Santa Monica-based Candle Corp., a global software and services company, helped, too.

It sent employees to teach at Foshay’s Technology Academy, and offered paid internships at its headquarters to Foshay’s top technology students.

“He’s very passionate, persevering and not afraid to roll up his sleeves and go out to get necessary resources,” said Genethia Hudley-Hays, board president of the Los Angeles Unified School District. “He does not wait for the central office to tell him he can have the resources. He’s a self-starter. But I think the most important thing about him is, he truly wants to be successful.”

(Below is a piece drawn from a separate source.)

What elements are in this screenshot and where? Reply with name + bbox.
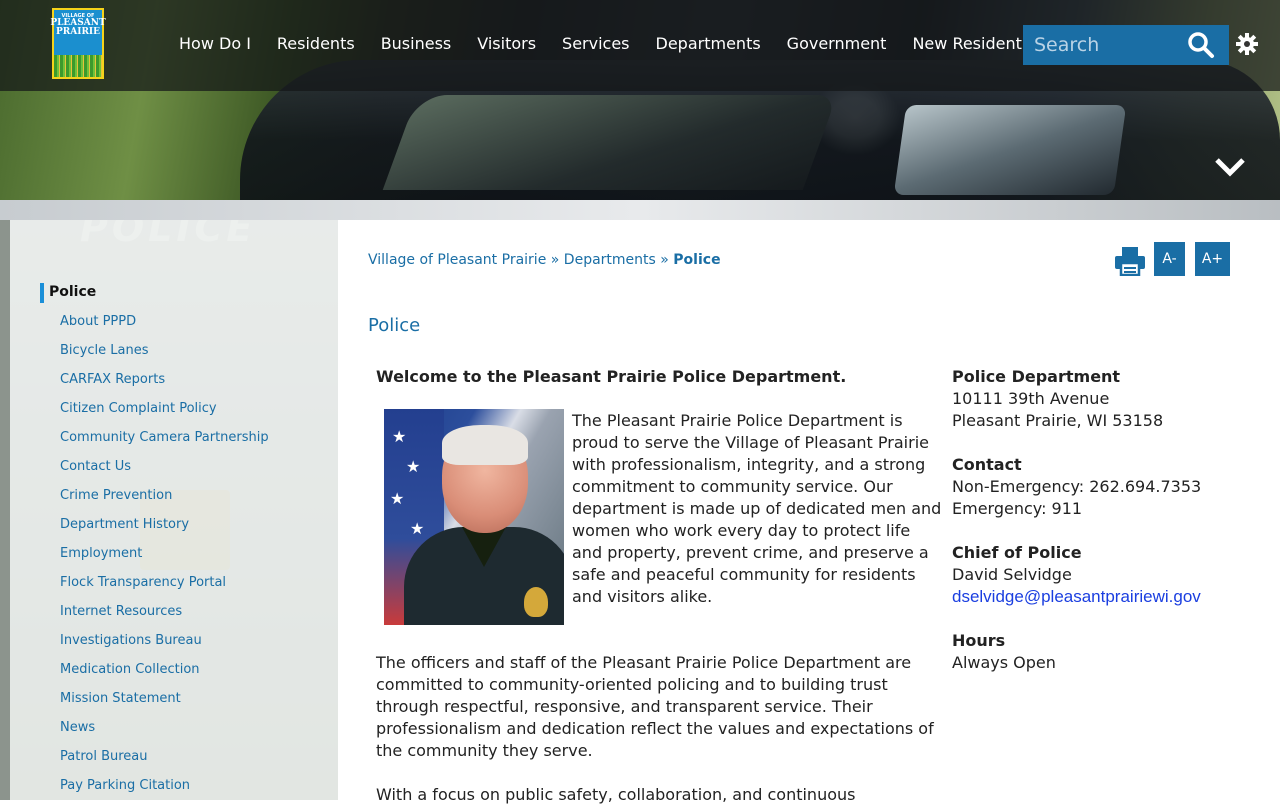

Successful Lappin has been. Over the last few years, he has won a litany of accolades. He was named principal of the year by the Assn. of California Administrators; nominated national principal of the year; and celebrated by Reader’s Digest as a “Hero of Education.”

Advertisement

Still, there are more challenges ahead for Lappin and his staff. New student arrivals at Foshay often come with serious problems. On average, Lappin said, sixth-graders matriculating from other schools read at third-grade levels. Foshay teachers must quickly get them up to speed.

Whereas a decade ago, many South-Central families wished their children could enroll anywhere but Foshay, today they compete for severely limited openings at the school.

There’s much to celebrate. There’s a waiting list for teachers who want to work at the school. Students in every age group boast amazing metamorphoses. A new chapter in Lappin’s life is about to begin. The principal will soon complete his doctoral studies at USC. Afterward, perhaps in three years, he hopes to retire from Foshay, then devote himself to teaching educators and administrators how to improve children’s learning experiences and run schools effectively. He also hopes to do some institutional counseling.

“My dream is for Foshay to not be so special,” he said. “My inborn belief is this: Kids can learn and teachers want to teach. If we sit down together, we can think smarter.”

(BEGIN TEXT OF INFOBOX / INFOGRAPHIC)

Class Act

Howard Lappin, principal of Foshay Learning Center in South-Central Los Angeles, has been able to orchestrate dramatic turnaround for his school in the last few years. Through his efforts, Foshay has become a model in educational reform. But Lappin attributes his success to teamwork. Only with the participation and commitment of stakeholders (teachers, parents and students) can a school become great, he says.

Here are his tips for others in his line of work:

1. Believe in your staff and involve them in decision-making.

2. Continue to study and learn.

3. Be visible, so everyone knows you.

4. Create an environment that is physically pleasing.

5. Remember that you are just an enabler of others in their quest to teach.